At the time, Vukotić believed that agreements with the state would be easier and that the state will leave the media on its own, just as it announced:

“It didn’t want to! It still believed it was all its. It returned nothing, it gave nothing. I decided that we should sue the state and get 10,000 square meters in Kosovska street (new part of the house). Later on, Borba Printing House (100% state-owned) also joined to fight for its 6,000 square meters. Everything was built with the money of these two companies. The state didn’t spend a dime. We won, twice in court, even though experts had been chosen by the court. In the end, a capital court decided that everything belonged to the state and that no further appeals were possible. I think they are possible. It should be requested and obtained. I don’t like to say it – through the Strasbourg Court. And why wouldn’t the state accept justice? Well, it couldn’t be ours in the time of communism. But it can be today. Just as it can in thousands of companies. Why can’t it be some sort of restitution? The state is returning villas, hotels, palaces to private owners, it is returning thousands of acres of land to the Church, it is returning farms to Germans in Vojvodina, why isn’t it returning this to those who built it, gave their money, their income, their work?! Here’s how it is, after 70 years of existence and operation in that house, Novosti does not own a single square meter! Just like Politika built a 25-story house, and the bank took the house from it, due to loans and interests, and made Politika a subtenant! But were the state to, for example, return that space to Novosti, the Company would be at least 30 million Euros richer. A healthier, or, a more desirable bachelorette. But it won’t, ‘it’s holding by thin air’, as Šotra would say.

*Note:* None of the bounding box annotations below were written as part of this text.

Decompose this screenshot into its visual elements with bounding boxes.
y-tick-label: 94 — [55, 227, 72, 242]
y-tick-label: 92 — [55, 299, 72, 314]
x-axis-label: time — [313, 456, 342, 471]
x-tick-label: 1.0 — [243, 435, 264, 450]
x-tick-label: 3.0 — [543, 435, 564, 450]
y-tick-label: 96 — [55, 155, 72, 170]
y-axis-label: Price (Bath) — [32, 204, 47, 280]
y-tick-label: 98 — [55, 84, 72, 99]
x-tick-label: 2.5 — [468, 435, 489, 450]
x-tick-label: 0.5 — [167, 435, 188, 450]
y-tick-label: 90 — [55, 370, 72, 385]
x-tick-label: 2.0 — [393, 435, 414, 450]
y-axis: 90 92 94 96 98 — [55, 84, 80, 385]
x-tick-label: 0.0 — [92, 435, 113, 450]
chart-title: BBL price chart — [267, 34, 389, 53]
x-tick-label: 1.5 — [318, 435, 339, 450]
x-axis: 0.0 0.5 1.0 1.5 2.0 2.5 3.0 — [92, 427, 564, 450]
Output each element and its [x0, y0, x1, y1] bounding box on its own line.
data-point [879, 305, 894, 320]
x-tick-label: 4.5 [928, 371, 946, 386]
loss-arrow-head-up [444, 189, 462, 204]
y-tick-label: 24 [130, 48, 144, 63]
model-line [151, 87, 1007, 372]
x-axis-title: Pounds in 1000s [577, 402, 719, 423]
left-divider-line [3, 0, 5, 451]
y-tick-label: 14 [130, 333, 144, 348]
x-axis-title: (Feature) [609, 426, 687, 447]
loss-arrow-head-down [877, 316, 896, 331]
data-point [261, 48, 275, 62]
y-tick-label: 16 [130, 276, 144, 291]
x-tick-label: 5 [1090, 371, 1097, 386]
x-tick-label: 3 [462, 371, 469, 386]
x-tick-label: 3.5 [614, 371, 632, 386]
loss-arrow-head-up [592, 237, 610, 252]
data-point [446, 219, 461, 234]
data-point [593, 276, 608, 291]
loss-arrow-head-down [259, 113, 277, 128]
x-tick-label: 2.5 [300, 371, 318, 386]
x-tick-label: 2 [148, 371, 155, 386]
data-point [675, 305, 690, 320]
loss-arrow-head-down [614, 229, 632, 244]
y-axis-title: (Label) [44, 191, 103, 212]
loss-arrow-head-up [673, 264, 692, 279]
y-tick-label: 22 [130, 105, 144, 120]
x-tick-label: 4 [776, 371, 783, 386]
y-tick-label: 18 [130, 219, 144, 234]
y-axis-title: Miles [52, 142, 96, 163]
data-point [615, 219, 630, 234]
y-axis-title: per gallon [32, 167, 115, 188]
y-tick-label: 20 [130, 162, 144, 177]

It has an unquenchable desire to manage, through its supervisory committees (to whom those houses give large appanages), but it hasn’t given and is not giving a single dinar. It’s not healthy!”

“Every multi-party government wanted to influence newspapers, expected their loyalty. The blindness of vanity. The delusion of upstarts. The ambition of the unintelligent. Many were pushing: leaders, bosses, counselors, PRs, deadheads…

From Tito to Vučić, there is no politician Manjo Vukotić has not met or known, or has even become friends with. Recalling those who have been either difficult or easy to talk to, he lists:

“It wasn’t comfortable dealing with Stane Dolanc, or with Nikola Ljubičić who acted like the second Tito. Or with Branko Mikulić. It was easy to agree on everything with Stipe Šuvar or Vidoje Žarković, get valuable information from them. I remember a very valuable talk with Milovan Đilas in the same office of Borba in which I later succeeded him. During Milošević’s rule, there were some decent people you could cooperate with, from young Ivica Dačić and Goran Perčević, to Milutin Mrkonjić or Dragan Tomić. I never talked to the members of the Yugoslav Left party, because it was the most malicious party present at the political scene. Afterwards, among the socalled democrats there were also those who were insolent, arrogant, presumptuous. It was easiest to work with the exceptional Zoran Đinđić, with whom I communicated on a daily basis if necessary. With Boris Tadić, I could always talk openly. When the Serbian Progressive Party came, as everyone knows, I left soon afterwards.

There have been many interlocutors on the long, constantly rolling conveyor that can speed up but rarely stops. They are not all politicians, of course. I have met, gotten to know and become friends with many writers, actors, painters, businessmen, sportsmen…”

There is no way Manjo will stop working. He says he will keep working until the rest of his life. Every day, he goes to work to his publishing house Vukotić media, in the centre of Belgrade, where he has published more than 70 valuable and interesting books in less than four years of its existence.

And, as always, he is optimistic:

“My every wish came true. Maybe there are some left. I would do almost everything all over again. Happiness is my companion, and work – my identity card. And I am still dreaming sweet dreams.”